Anggota Komisi IX Klaim Aturan JHT Cair di Usia 56 Tahun Tak Pernah Dikonsultasikan


JAKARTA (INDOVIZKA) - Anggota Komisi IX DPR RI Saleh Daulay mengatakan, Menteri Tenaga Kerja Ida Fauziyah tidak pernah konsultasi dan memberitahu DPR akan mengeluarkan Permenaker Nomor 2 tahun 2022. DPR baru mendengar adanya kebijakan yang mengatur pencairan Jaminan Hari Tua (JHT) pada usia 56 tahun itu setelah ramai di publik.

"Ketika ini dilahirkan memang kita tidak dikonsultasikan dulu, minimal diberitahu dulu ini akan ada Permenaker, belum ada," ujar Saleh dalam diskusi daring, Sabtu (19/2).

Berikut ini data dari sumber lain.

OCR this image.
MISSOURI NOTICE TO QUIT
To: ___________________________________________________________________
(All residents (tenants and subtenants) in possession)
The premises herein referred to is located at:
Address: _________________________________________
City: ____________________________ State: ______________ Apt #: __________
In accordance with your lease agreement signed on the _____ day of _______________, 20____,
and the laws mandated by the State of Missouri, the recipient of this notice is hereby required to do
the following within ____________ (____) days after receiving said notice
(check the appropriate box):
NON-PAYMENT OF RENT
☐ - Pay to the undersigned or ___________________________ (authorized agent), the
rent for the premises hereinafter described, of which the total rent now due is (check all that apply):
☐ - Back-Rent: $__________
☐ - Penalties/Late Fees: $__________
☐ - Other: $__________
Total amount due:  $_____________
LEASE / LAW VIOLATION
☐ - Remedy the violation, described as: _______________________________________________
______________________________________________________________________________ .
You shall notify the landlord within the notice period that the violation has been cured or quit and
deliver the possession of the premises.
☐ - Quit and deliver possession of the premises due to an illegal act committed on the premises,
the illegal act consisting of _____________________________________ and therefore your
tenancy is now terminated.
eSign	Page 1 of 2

Ida tidak pernah menyampaikan rencana mengeluarkan Permenaker ini dalam rapat kerja dengan DPR. Bila memang rencana mengeluarkan Permenaker sudah pernah disampaikan, kata Saleh, pasti akan ramai sebelum aturan ditandatangani.

"Karena kalau itu ada, pasti sudah rame dulu bahasa saya begitu. Karena kita rapat-rapat dengan Kementerian Tenaga Kerja kan terbuka karena itu pasti akan didengar di publik. Kan belum ada waktu itu," ujar Saleh.

"Ini munculnya ketegangan dalam tanda petik setelah Permenaker ditandatangani. Barulah berarti hampir semua kita yang mendengarnya setelah ditandatangani Permenaker ini," tegasnya.

Pekerja Tidak Dilibatkan

Bahkan, Saleh juga mendengar bahwa para pekerja yang bergabung dalam tripartit, pemerintah, pengusaha, dan serikat pekerja, juga tidak dilibatkan. Menurutnya, kebijakan menyangkut pengupahan dan kesejahteraan buruh harus dibahas dalam tripartit ini.

"Tapi saya dengar, menurut pengakuan mereka (pekerja) belum dilibatkan. Jangankan DPR para pekerja yang memang harus masuk dalam tripartit menurut pengakuan mereka itu belum masuk di dalam pembicaraan," ujar Saleh.

Sebelumnya, Menteri Ketenagakerjaan, Ida Fauziyah, justru menegaskan bahwa Permenaker Nomor 2 Tahun 2022 dibentuk atas dasar rekomendasi dan aspirasi berbagai stakeholder yang mendorong pemerintah menetapkan kebijakan yang mengembalikan program JHT sesuai dengan fungsinya sebagaimana diamanatkan UU No40 Tahun 2004 tentang SJSN.

Berdasarkan Dengar Pendapat

Menurut Menaker, rekomendasi tersebut antara lain berdasarkan rapat dengar pendapat Kemnaker dengan Komisi IX DPR RI pada 28 September 2021. Raker tersebut dihadiri oleh perwakilan institusi dari Dewan Jaminan Sosial Nasional (DJSN), Dewan Pengawas BPJS Ketenagakerjaan, Direksi BPJS Ketenagakerjaan, Pengurus Serikat Pekerja Seluruh Indonesia (SPSI), dan Pengurus Konfederasi Serikat Buruh Seluruh Indonesia (KSBSI).

"Dalam rapat tersebut, Komisi IX mendesak Kemnaker untuk meningkatkan manfaat Program Jaminan Kehilangan Pekerjaan (JKP) bagi pekerja informal serta mengharmonisasikan regulasi jaminan sosial terutama regulasi antara klaim program Jaminan Hari Tua (JHT) dan Program Jaminan Pensiun (JP)," ucap Menaker saat menjadi narasumber pada program Satu Meja Kompas TV pada Rabu (16/2/2022).

Menaker juga mengatakan bahwa Permenaker 2/2022 merupakan hasil pokok-pokok pikiran Badan Pekerja Lembaga Tripartit Nasional pada 18 November 2021, dengan agenda pembahasan mengenai perubahan Permenaker Nomor 19 Tahun 2015 tentang Tata Cara dan Persyaratan Pembayaran Manfaat Jaminan Hari Tua.

"Salah satu rekomendasi yang dihasilkan dari forum itu adalah mengembalikan filosofi penyelenggaraan Program JHT sebagai program jangka panjang untuk memberikan kepastian tersedianya sejumlah dana bagi tenaga kerja pada saat yang bersangkutan tidak produktif lagi, yaitu ketika memasuki masa pensiun, mengalami cacat total tetap, atau meninggal dunia," katanya.